Horne got her start in entertainment as a 16-year-old dancer at Harlem’s famed Cotton Club and worked the jazz club circuit before jumping into movies with her major studio debut in 1942 with Panama Hattie. Horne’s success in movies helped pave the way for actresses such as Halle Berry and Dorothy Dandridge to become silver screen starlets and for crossover entertainers such as Diahann Carroll and Diana Ross to exist. But, more importantly, her pioneering roles helped open doors for African-American actors to rise above subservient roles in Hollywood.
|ONE OF MANY—Lena Horne accepts one of her many awards as friend Quincy Jones looks on.
Although born in a Black upper middle-class family, Horne spent her life cutting through the red tape of racism. Although she has 22 film credits to her name, her outspoken criticism of the unequal treatment of Black soldiers during World War II and her left-leaning political views and associations got her blacklisted from Hollywood for much of the 1950s.
Despite her absence away from the big screen, Horne went on become one of the most revered night club performers in the post-war period. During the movement for civil rights, Horne was an active participator in marches and protests, including the 1963 March on Washington where she spoke and performed.
Horne spent the last years of her life focused on her musical career. She released her last studio album, “Being Myself”, in 1998 on Blue Note records. She was 81 at that time. She received a Tony Award in 1981 for her one-woman Broadway show, “Lena Horne: The Lady and Her Music”.
She is being mourned in both the entertainment and social justice worlds.
“Ms. Horne was a pivotal figure in the entertainment world. She was a consummate entertainer whose dignified stage presence destroyed many of the stereotypes in which other Black entertainers of her era were cast. She was a cross-over success before the term was widely used. Although many have failed to fully acknowledge her civil rights efforts, Horne used the power of her celebrity to change the shape of racial discrimination in the United States,” said Dr. E. Faye Williams, national chair of the National Congress of Black Women in a statement. “Her life was genuinely iconic. The beauty and enjoyment that she brought to the masses with her entertainment will last far longer than many of the entertainers who followed her. She was a unique personality who will truly be missed.”
Quincy Jones, a longtime friend and collaborator, was among those mourning her death Monday. He called her a “pioneering groundbreaker.”

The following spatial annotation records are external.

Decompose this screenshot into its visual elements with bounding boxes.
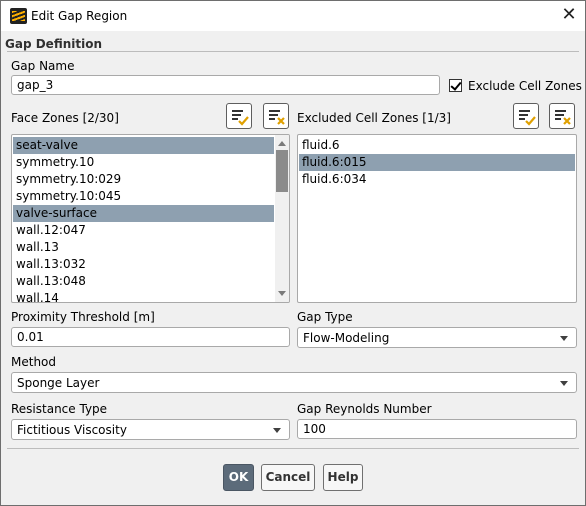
section-divider	[7, 51, 579, 52]
section-title: Gap Definition	[5, 37, 103, 51]
list-item[interactable]: fluid.6:015	[299, 154, 575, 171]
list-item[interactable]: wall.13:032	[13, 256, 274, 273]
resistance-type-label: Resistance Type	[11, 402, 108, 416]
chevron-down-icon	[560, 381, 568, 386]
method-label: Method	[11, 355, 57, 369]
excluded-cell-zones-list[interactable]: fluid.6 fluid.6:015 fluid.6:034	[297, 134, 577, 303]
face-zones-select-all-button[interactable]	[226, 103, 252, 129]
resistance-type-dropdown[interactable]: Fictitious Viscosity	[11, 419, 290, 440]
chevron-down-icon	[560, 336, 568, 341]
list-item[interactable]: seat-valve	[13, 137, 274, 154]
deselect-all-icon	[269, 110, 285, 125]
method-value: Sponge Layer	[17, 376, 100, 390]
chevron-down-icon	[273, 428, 281, 433]
fluent-app-icon	[10, 8, 27, 24]
list-item[interactable]: wall.12:047	[13, 222, 274, 239]
scroll-thumb[interactable]	[276, 150, 288, 192]
gap-name-input[interactable]: gap_3	[11, 75, 440, 95]
proximity-threshold-input[interactable]: 0.01	[11, 327, 290, 347]
list-item[interactable]: symmetry.10:045	[13, 188, 274, 205]
footer-divider	[7, 448, 579, 449]
list-item[interactable]: fluid.6	[299, 137, 575, 154]
face-zones-scrollbar[interactable]	[275, 135, 289, 302]
proximity-threshold-label: Proximity Threshold [m]	[11, 310, 155, 324]
select-all-icon	[519, 110, 536, 126]
exclude-cell-zones-checkbox[interactable]	[449, 79, 462, 92]
list-item[interactable]: symmetry.10	[13, 154, 274, 171]
face-zones-list[interactable]: seat-valve symmetry.10 symmetry.10:029 s…	[11, 134, 290, 303]
gap-type-value: Flow-Modeling	[303, 331, 390, 345]
scroll-down-icon[interactable]	[278, 291, 286, 296]
list-item[interactable]: wall.14	[13, 290, 274, 302]
list-item[interactable]: fluid.6:034	[299, 171, 575, 188]
resistance-type-value: Fictitious Viscosity	[17, 423, 127, 437]
cancel-button[interactable]: Cancel	[261, 464, 315, 491]
method-dropdown[interactable]: Sponge Layer	[11, 372, 577, 393]
list-item[interactable]: wall.13:048	[13, 273, 274, 290]
gap-type-dropdown[interactable]: Flow-Modeling	[297, 327, 577, 348]
face-zones-label: Face Zones [2/30]	[11, 111, 119, 125]
window-title: Edit Gap Region	[31, 9, 128, 23]
help-button[interactable]: Help	[323, 464, 363, 491]
scroll-up-icon[interactable]	[278, 141, 286, 146]
list-item[interactable]: valve-surface	[13, 205, 274, 222]
excluded-cell-zones-select-all-button[interactable]	[513, 103, 539, 129]
edit-gap-region-dialog: Edit Gap Region ✕ Gap Definition Gap Nam…	[0, 0, 586, 506]
list-item[interactable]: symmetry.10:029	[13, 171, 274, 188]
ok-button[interactable]: OK	[223, 464, 254, 491]
list-item[interactable]: wall.13	[13, 239, 274, 256]
deselect-all-icon	[555, 110, 571, 125]
title-bar: Edit Gap Region ✕	[1, 1, 585, 31]
gap-type-label: Gap Type	[297, 310, 353, 324]
excluded-cell-zones-deselect-all-button[interactable]	[549, 103, 575, 129]
face-zones-deselect-all-button[interactable]	[263, 103, 289, 129]
select-all-icon	[232, 110, 249, 126]
exclude-cell-zones-label: Exclude Cell Zones	[468, 79, 582, 93]
gap-reynolds-label: Gap Reynolds Number	[297, 402, 432, 416]
excluded-cell-zones-label: Excluded Cell Zones [1/3]	[297, 111, 451, 125]
gap-reynolds-input[interactable]: 100	[297, 419, 577, 439]
gap-name-label: Gap Name	[11, 59, 75, 73]
close-icon[interactable]: ✕	[559, 5, 579, 25]
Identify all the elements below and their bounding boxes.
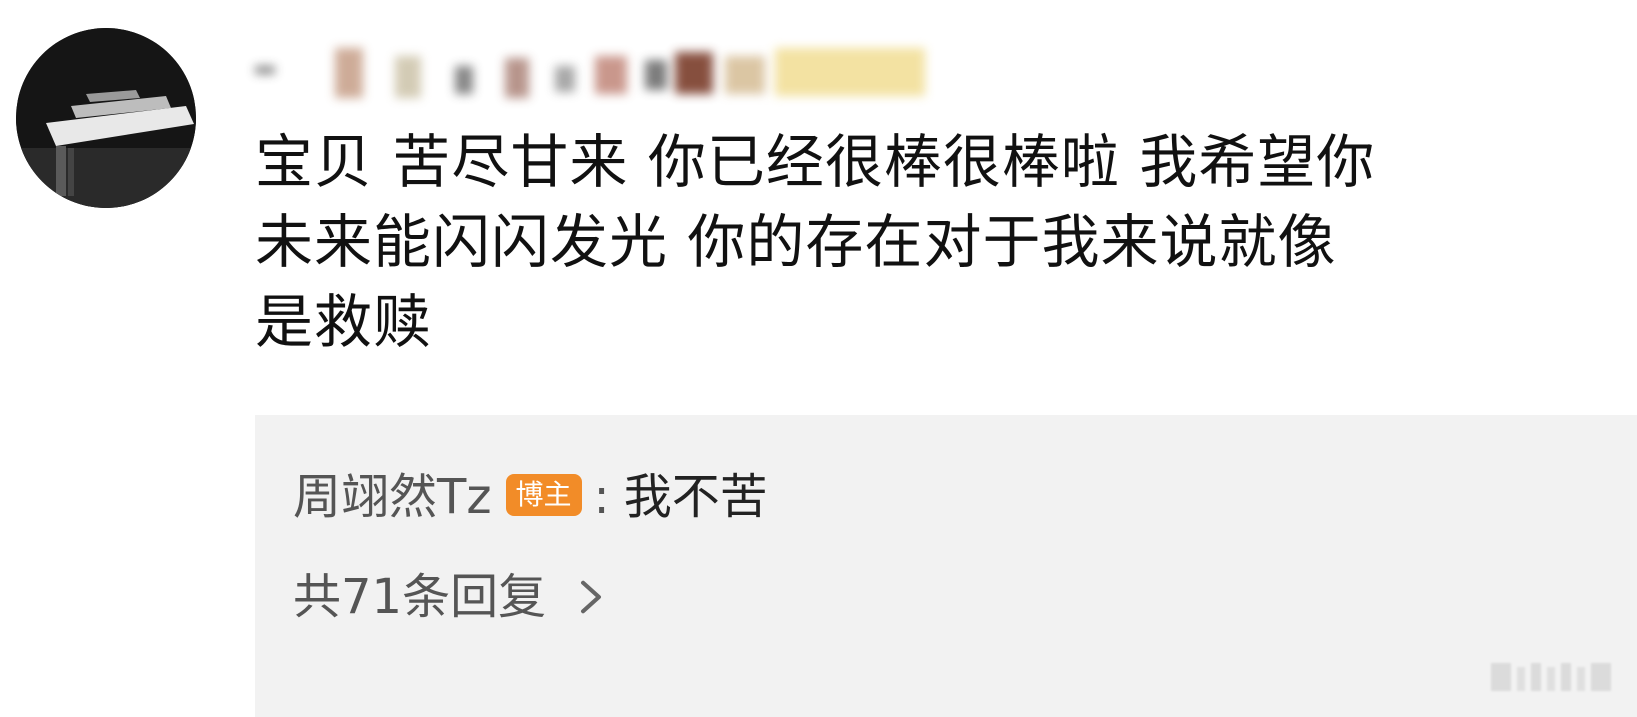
chevron-right-icon [572, 578, 610, 616]
username-obscured [255, 38, 955, 108]
comment-text: 宝贝 苦尽甘来 你已经很棒很棒啦 我希望你 未来能闪闪发光 你的存在对于我来说就… [255, 128, 1376, 356]
view-replies-link[interactable]: 共71条回复 [293, 565, 610, 629]
watermark-logo [1487, 655, 1617, 699]
reply-colon: : [593, 469, 610, 525]
reply-text: 我不苦 [623, 469, 768, 525]
avatar-image [16, 28, 196, 208]
blogger-badge: 博主 [505, 474, 582, 516]
avatar[interactable] [16, 28, 196, 208]
reply-item[interactable]: 周翊然Tz 博主 : 我不苦 [293, 465, 768, 529]
reply-count-label: 共71条回复 [293, 569, 547, 625]
reply-preview[interactable]: 周翊然Tz 博主 : 我不苦 共71条回复 [255, 415, 1637, 717]
reply-author[interactable]: 周翊然Tz [293, 465, 492, 529]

“Our friendship dated back more than 50 years and continued up until the last moment, her inner and outer beauty immediately bonding us forever,” said Jones, who noted that they worked together on the film “The Wiz” and a Grammy-winning live album.

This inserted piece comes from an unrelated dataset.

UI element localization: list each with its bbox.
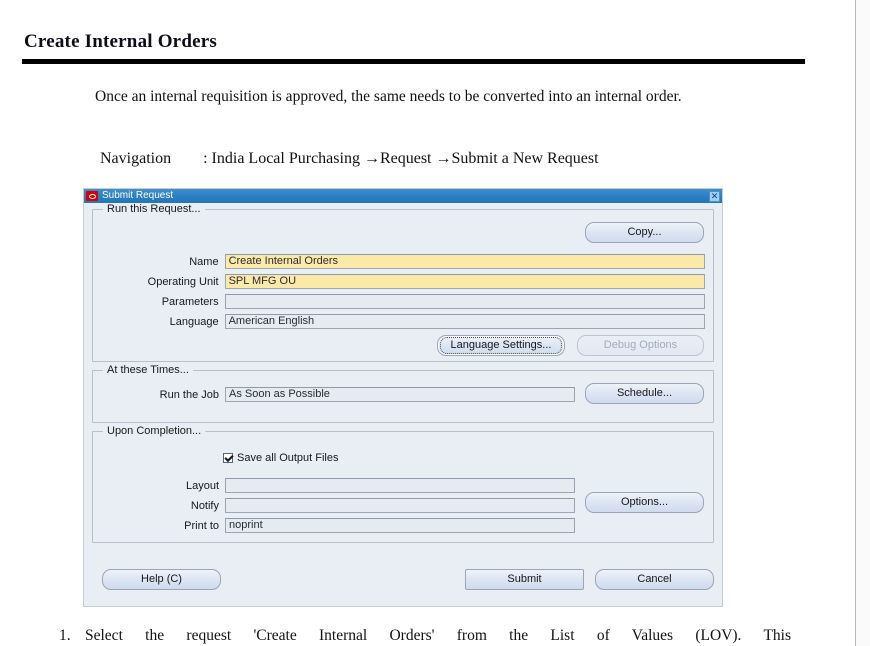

“Lena Horne was a pioneering groundbreaker, making inroads into a world that had never before been explored by African-American women, and she did it on her own terms,” he added. “Our nation and the world has lost one of the great artistic icons of the 20th century. There will never be another like Lena Horne and I will miss her deeply.”
Lena Horne epitomized hot and she epitomized cool, said David Hinckley, Daily News
As an actress, she might be the most elegant vision that much of America never saw. For many years Hollywood didn’t think the country was ready for a Black leading lady, even one whose elegance and beauty could take an audience’s breath away.
Her tall-and-tan glamour and flashing brown eyes, not to mention a smile that could melt the polar icecap, turned her into the kind of screen goddess who would, in the phrase of the day, make a bulldog jump the fence.
President Barack Obama is mourning the passing of singer-actress Horne.
In a statement Monday, Obama called Horne a most cherished entertainer who warmed hearts with her beautiful voice and dramatic on-screen performances. The president also hailed her efforts to promote justice and equality.